Previously, the role of blood transfusion, surgery, transmission from family members, dental intervention, endoscopy, hemodialysis and tattooing, behaviors related to injecting drugs, the duration of injectable addiction, the type of injected substance, and the use of common syringes (directly and indirectly with the spread of hepatitis B and C) have been related.43-45

In total, 23.2% of people went to the doctor because of symptoms and signs of the disease, which ratio was 27.1% in patients with hepatitis B and 19% in patients with hepatitis C. Most patients with chronic hepatitis C are asymptomatic or have brief nonspecific symptoms. About 70% of acute hepatitis are asymptomatic or have brief clinical symptoms, and only 30% of patients manifest as a swollen jaundice.45

One of the limitations of our study was the calculated amounts and percentages from the data of the national report of hepatitis cases, which are less likely to be reported. Another limitation of our study was the lack of access to hepatitis B/C negative cases.

5 CONCLUSION

According to the findings of this study, the incidence rate of hepatitis B has been decreasing during the years of study, but this trend has been stable for hepatitis C. Also, the highest number of cases of hepatitis B and C were reported in the age groups of 25–34 years. Hence, preventive interventions, including educational programs, safe blood transfusions, vaccination of neonates and high-risk groups, and the evaluation of antibody levels after vaccination to assess the level of immunity to control HBV, as well as timely identification and treatment of patients with effective drugs to eliminate HCV, are vital in reducing the burden of these diseases.

AUTHOR CONTRIBUTIONS

Sayed H. Faghihi: Conceptualization; data curation; validation; writing—review and editing. Habibollah Azarbakhsh: Methodology; software; writing—original draft; writing—review and editing. Elahe Piraee: Conceptualization; investigation; methodology; writing—original draft; writing—review and editing.
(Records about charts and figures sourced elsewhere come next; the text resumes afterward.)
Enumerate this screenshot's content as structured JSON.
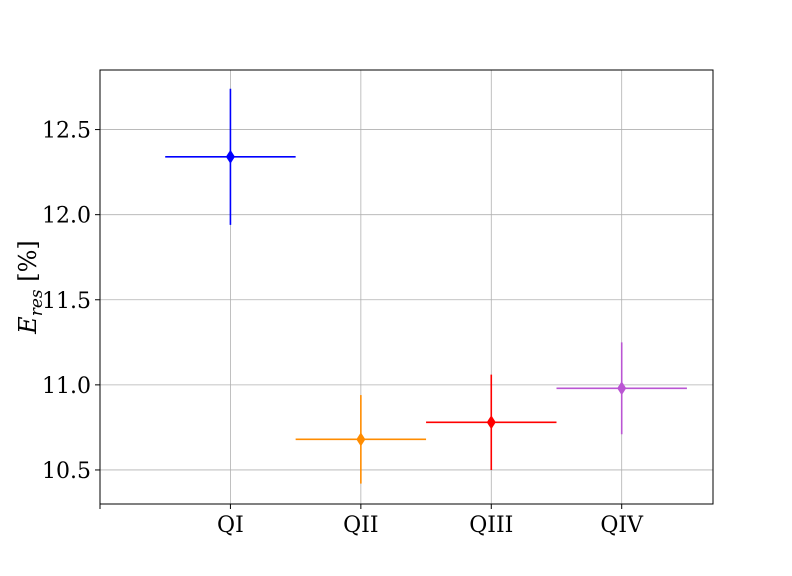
{
  "chart_data": {
    "type": "scatter",
    "title": "",
    "xlabel": "",
    "ylabel_main": "E",
    "ylabel_sub": "res",
    "ylabel_unit": " [%]",
    "ylim": [
      10.3,
      12.85
    ],
    "xlim": [
      -1.0,
      3.7
    ],
    "yticks": [
      "10.5",
      "11.0",
      "11.5",
      "12.0",
      "12.5"
    ],
    "ytick_values": [
      10.5,
      11.0,
      11.5,
      12.0,
      12.5
    ],
    "categories": [
      "QI",
      "QII",
      "QIII",
      "QIV"
    ],
    "grid": true,
    "points": [
      {
        "category": "QI",
        "x": 0,
        "y": 12.34,
        "yerr": 0.4,
        "xerr": 0.5,
        "color": "#0000ff"
      },
      {
        "category": "QII",
        "x": 1,
        "y": 10.68,
        "yerr": 0.26,
        "xerr": 0.5,
        "color": "#ff8c00"
      },
      {
        "category": "QIII",
        "x": 2,
        "y": 10.78,
        "yerr": 0.28,
        "xerr": 0.5,
        "color": "#ff0000"
      },
      {
        "category": "QIV",
        "x": 3,
        "y": 10.98,
        "yerr": 0.27,
        "xerr": 0.5,
        "color": "#ba55d3"
      }
    ]
  }
}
CONFLICT OF INTEREST STATEMENT

The authors declare no conflict of interest.

ETHICS STATEMENT

The protocol of this study was reviewed and approved by the Ethics Committee of Yasuj University of Medical Sciences. All aspects of the study were conducted according to the university's code of ethics IR.YUMS.REC.1401.101

TRANSPARENCY STATEMENT

The lead author Elahe Piraee affirms that this manuscript is an honest, accurate, and transparent account of the study being reported; that no important aspects of the study have been omitted; and that any discrepancies from the study as planned (and, if relevant, registered) have been explained.

DATA AVAILABILITY STATEMENT

The data will be available upon request.